Results: Tumors were detected in 11/16 experimental mice but not in the control mice. Tumors were noted in mice at 1 month. Over time, there was an increase in tumor growth and metastasis to lymph nodes and surrounding organs. Histopathological evaluation showed that the tumors grew from the gastric mucosa.
Conclusion: Our model is minimally invasive, easy to create, and overcomes the limitations of the existing models as the tumor arises from the stomach’s mucosal layer, while mimicking the human disease in terms of morphology and biological behavior. This is the first report of a true orthotopic gastric cancer murine model. This model opens new doors for further studies which were not possible earlier.
Honorable Mention
Comparison of Mammographically and Self-Detected New Breast Lesions at a Community Breast Cancer Center
Thomas D. Willson, MD
Resident, Saint Joseph Hospital,Chicago, IL
Purpose: Breast self-examination (BSE) has been widely recommended for more than 70 years despite a lack of data supporting the practice. In 2009, the United States Preventive Services Task Force issued new guidelines including a recommendation against teaching women BSE. This study was performed to elucidate yield of BSE in terms of new malignancies discovered.
Methods: A total of 389 patients presenting for breast complaints between January 2009 and December 2011 at St. Joseph Hospital in Chicago, IL USA were reviewed retrospectively. Of these, 113 were follow-up visits, 12 were men, and 26 were lost to follow up. The remaining 238 comprised a cohort of women with new breast complaints over the three-year period. Records were reviewed for demographics, method of initial diagnosis, BIRADS score, and final diagnosis.

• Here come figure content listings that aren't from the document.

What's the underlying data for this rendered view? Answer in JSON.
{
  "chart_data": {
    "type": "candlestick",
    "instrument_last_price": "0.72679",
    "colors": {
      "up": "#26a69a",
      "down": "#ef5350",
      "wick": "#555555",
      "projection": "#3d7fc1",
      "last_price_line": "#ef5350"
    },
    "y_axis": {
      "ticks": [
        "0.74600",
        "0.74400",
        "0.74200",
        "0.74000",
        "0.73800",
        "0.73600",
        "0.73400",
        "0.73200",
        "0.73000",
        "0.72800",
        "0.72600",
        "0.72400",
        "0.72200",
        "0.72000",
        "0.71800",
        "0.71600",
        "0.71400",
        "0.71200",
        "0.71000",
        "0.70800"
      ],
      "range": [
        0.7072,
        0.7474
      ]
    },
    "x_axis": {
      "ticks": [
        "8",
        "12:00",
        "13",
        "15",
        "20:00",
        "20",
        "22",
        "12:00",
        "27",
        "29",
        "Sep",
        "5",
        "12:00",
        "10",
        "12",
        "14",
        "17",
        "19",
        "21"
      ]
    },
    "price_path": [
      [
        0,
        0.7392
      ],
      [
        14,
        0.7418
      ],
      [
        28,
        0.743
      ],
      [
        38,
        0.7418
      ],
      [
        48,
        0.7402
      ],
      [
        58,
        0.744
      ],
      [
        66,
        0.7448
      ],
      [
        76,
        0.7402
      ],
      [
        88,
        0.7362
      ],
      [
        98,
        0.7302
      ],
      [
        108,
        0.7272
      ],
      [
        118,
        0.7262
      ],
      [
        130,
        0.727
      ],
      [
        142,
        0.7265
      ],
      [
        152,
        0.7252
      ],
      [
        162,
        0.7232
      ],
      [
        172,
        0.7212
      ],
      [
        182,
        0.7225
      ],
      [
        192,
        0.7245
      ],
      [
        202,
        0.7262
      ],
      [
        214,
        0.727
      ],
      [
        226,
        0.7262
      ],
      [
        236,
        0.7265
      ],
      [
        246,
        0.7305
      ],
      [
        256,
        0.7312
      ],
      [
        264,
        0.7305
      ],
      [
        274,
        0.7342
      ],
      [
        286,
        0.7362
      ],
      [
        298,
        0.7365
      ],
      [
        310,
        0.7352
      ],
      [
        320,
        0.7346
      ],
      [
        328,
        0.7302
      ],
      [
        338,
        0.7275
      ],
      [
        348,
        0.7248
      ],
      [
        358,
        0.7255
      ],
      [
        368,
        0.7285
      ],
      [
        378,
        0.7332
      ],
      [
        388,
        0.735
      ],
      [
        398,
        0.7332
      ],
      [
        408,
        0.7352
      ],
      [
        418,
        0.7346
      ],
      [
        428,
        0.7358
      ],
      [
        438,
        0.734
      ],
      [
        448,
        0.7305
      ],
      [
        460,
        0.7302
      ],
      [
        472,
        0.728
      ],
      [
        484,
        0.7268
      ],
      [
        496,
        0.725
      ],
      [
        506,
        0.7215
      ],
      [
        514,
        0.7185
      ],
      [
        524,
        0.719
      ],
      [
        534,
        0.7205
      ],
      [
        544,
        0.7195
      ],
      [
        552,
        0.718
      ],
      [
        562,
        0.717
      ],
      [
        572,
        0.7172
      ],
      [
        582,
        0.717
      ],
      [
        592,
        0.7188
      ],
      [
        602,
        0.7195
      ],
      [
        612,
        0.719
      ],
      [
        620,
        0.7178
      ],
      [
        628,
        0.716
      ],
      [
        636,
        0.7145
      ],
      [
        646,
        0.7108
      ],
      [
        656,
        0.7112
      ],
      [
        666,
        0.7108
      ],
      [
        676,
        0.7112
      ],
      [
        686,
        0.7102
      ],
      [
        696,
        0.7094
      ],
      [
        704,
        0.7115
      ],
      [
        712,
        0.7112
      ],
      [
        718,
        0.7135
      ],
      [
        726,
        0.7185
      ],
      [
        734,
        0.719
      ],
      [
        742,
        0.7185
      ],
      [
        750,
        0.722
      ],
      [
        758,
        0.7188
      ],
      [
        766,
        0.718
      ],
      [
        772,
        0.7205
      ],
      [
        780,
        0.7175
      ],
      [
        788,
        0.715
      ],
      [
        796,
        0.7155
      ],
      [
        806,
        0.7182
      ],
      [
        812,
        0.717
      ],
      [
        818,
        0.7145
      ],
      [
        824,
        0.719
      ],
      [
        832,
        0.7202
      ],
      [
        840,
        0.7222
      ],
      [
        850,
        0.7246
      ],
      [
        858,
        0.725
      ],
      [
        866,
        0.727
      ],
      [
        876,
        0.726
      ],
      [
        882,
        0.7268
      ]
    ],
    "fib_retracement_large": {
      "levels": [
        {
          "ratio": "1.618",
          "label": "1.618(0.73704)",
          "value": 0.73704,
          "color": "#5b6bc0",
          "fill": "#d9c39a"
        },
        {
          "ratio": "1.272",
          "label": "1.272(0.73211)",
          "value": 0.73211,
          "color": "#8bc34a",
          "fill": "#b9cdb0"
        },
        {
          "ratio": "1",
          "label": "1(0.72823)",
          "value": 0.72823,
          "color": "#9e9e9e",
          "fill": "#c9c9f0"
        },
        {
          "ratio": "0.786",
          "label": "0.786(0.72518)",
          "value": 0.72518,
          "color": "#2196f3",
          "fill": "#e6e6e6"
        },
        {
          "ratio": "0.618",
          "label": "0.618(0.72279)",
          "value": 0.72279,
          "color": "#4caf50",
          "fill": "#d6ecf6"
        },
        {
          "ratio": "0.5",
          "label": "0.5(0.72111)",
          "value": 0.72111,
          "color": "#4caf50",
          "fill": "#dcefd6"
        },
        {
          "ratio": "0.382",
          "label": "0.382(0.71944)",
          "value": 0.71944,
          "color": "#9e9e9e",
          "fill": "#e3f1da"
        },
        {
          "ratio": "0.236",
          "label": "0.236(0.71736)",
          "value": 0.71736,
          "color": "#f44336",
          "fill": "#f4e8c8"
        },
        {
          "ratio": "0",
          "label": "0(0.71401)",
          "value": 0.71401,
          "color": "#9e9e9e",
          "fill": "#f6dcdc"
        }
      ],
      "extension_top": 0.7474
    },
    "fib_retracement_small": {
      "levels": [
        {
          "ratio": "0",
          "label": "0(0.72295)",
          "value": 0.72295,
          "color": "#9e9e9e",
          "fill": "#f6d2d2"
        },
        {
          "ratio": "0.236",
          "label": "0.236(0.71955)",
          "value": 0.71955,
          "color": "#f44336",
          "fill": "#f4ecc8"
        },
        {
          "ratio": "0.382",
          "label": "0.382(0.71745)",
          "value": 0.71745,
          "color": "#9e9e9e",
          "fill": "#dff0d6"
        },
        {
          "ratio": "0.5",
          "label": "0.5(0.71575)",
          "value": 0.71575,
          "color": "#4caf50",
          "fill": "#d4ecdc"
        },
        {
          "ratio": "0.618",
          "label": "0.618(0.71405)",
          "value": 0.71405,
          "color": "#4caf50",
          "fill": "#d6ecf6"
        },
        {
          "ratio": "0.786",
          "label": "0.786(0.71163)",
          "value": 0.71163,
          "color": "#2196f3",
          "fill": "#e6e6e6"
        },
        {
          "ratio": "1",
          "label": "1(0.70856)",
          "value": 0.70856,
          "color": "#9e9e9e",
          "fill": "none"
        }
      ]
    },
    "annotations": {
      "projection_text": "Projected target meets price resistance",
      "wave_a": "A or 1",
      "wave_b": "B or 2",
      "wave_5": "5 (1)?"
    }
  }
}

Results: Lesions were identified by mammography in 117 patients (49.2%), by self-examination in 113 patients (47.5%) and by other methods in 8 patients (3.4%). Of these lesions, 109 were malignant with 52.3% mammographically identified. Patients with self-identified lesions were younger, but there was no statistical difference in BIRADS score between self-identified and mammographically identified lesions, nor between lesions requiring operation in either group. The BIRADS score was statistically different in patients with self-detected lesions who underwent surgery versus those who did not (3.8 vs 3.3, p=0.00047), suggesting that patients are open to their surgeons’ recommended management.
Conclusion: Although prior studies have failed to demonstrate reductions in overall mortality from BSE, this study demonstrates that BSE is an effective method for detecting breast cancers. Physicians should encourage breast self-examination at all ages and at minimum refer women who detect unexplained cystic or solid lesions for imaging and perform biopsies when indicated.